A computational social science project that constructed a dataset of 47,000+ US congressional bills by extracting legislative text and metadata from the 115th-117th Congresses. The project creates a “legislative graph” (linking sponsors, committees, and bill text) and establishes TF-IDF baseline models for policy area classification across 33 (highly imbalanced) policy classes, now hosted on Hugging Face to support reproducible political science research.

Features

Intelligent Data Acquisition

Standard APIs impose strict rate limits. I built a Selenium-based extraction engine to handle Congress.gov’s complex DOM structures.

  • Optimization: Targeted aggregate endpoints (e.g., /all-info) to pull each bill’s text and metadata in fewer requests.
  • Resilience: Implemented a local caching layer to store raw HTML, separating the fetch step from the parse step. This made the parse step re-runnable without re-fetching, and minimized server load during iterative development.
  • Graph construction: Beyond simple text, the script extracts relational data including co-sponsorship networks, committee assignments, and related bill lineage.
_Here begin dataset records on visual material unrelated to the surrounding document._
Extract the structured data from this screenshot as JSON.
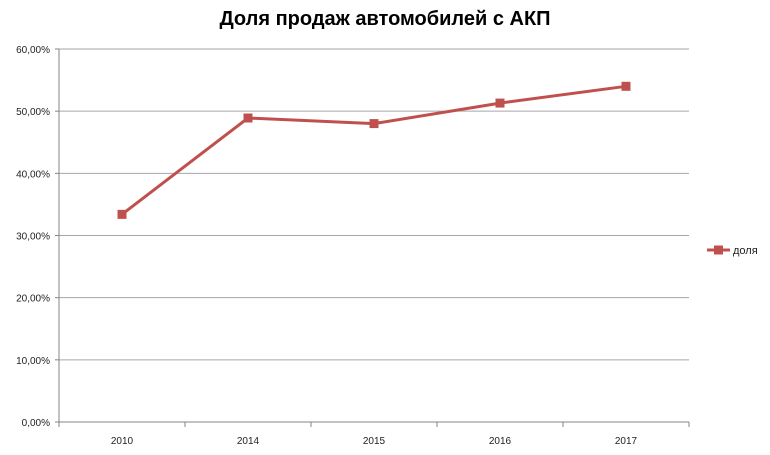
{
  "chart_data": {
    "type": "line",
    "title": "Доля продаж автомобилей с АКП",
    "xlabel": "",
    "ylabel": "",
    "categories": [
      "2010",
      "2014",
      "2015",
      "2016",
      "2017"
    ],
    "series": [
      {
        "name": "доля",
        "values": [
          33.4,
          48.9,
          48.0,
          51.3,
          54.0
        ],
        "color": "#c0504d",
        "marker": "square"
      }
    ],
    "ylim": [
      0,
      60
    ],
    "yticks": [
      "0,00%",
      "10,00%",
      "20,00%",
      "30,00%",
      "40,00%",
      "50,00%",
      "60,00%"
    ],
    "grid": true,
    "legend": "right"
  }
}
Natural Language Processing

  • Corpus construction: Cleaned and normalized legislative text, removing procedural artifacts (e.g., “A BILL TO…”) to isolate semantic policy content.
  • Feature engineering: Utilized TF-IDF vectorization with N-gram analysis to capture legislative jargon.
  • Modeling: Benchmarked Naive Bayes, Logistic Regression, and gradient-boosted trees (XGBoost), reaching ~0.86 weighted F1 on bill summaries and up to ~0.89 on full text (cross-validated). Weighted F1, not raw accuracy, is the honest metric here: the 33 policy classes are severely imbalanced (Health has 5,911 bills; Social Sciences and History has 15).

Usage

The dataset is available on Hugging Face and can be loaded directly via the datasets library. The scraper can be run locally to fetch new bills.

Results

  • The “partisan vocabulary”: Feature importance analysis revealed distinct linguistic markers separating Democratic and Republican legislation, identifiable even without metadata.
  • Temporal drift: Policy priorities and terminology showed measurable shifts across congressional sessions (115th vs 117th).
  • Classification success: Simple linear models (Logistic Regression and Naive Bayes) proved effective at distinguishing policy domains, outperforming gradient-boosted trees on these sparse TF-IDF features and suggesting legislative language is highly structured.

Impact & Deliverables

  • Hugging Face dataset: Released a machine-readable, ML-ready dataset of modern bills (115th-117th Congresses) on Hugging Face for reproducible research.
  • Open source tooling: Published the scraper and parsing logic to allow others to extend the dataset to future congresses.
  • Academic benchmark: Establishing a clear baseline for “Government NLP” tasks, aiding in the automated transparency and monitoring of new legislation.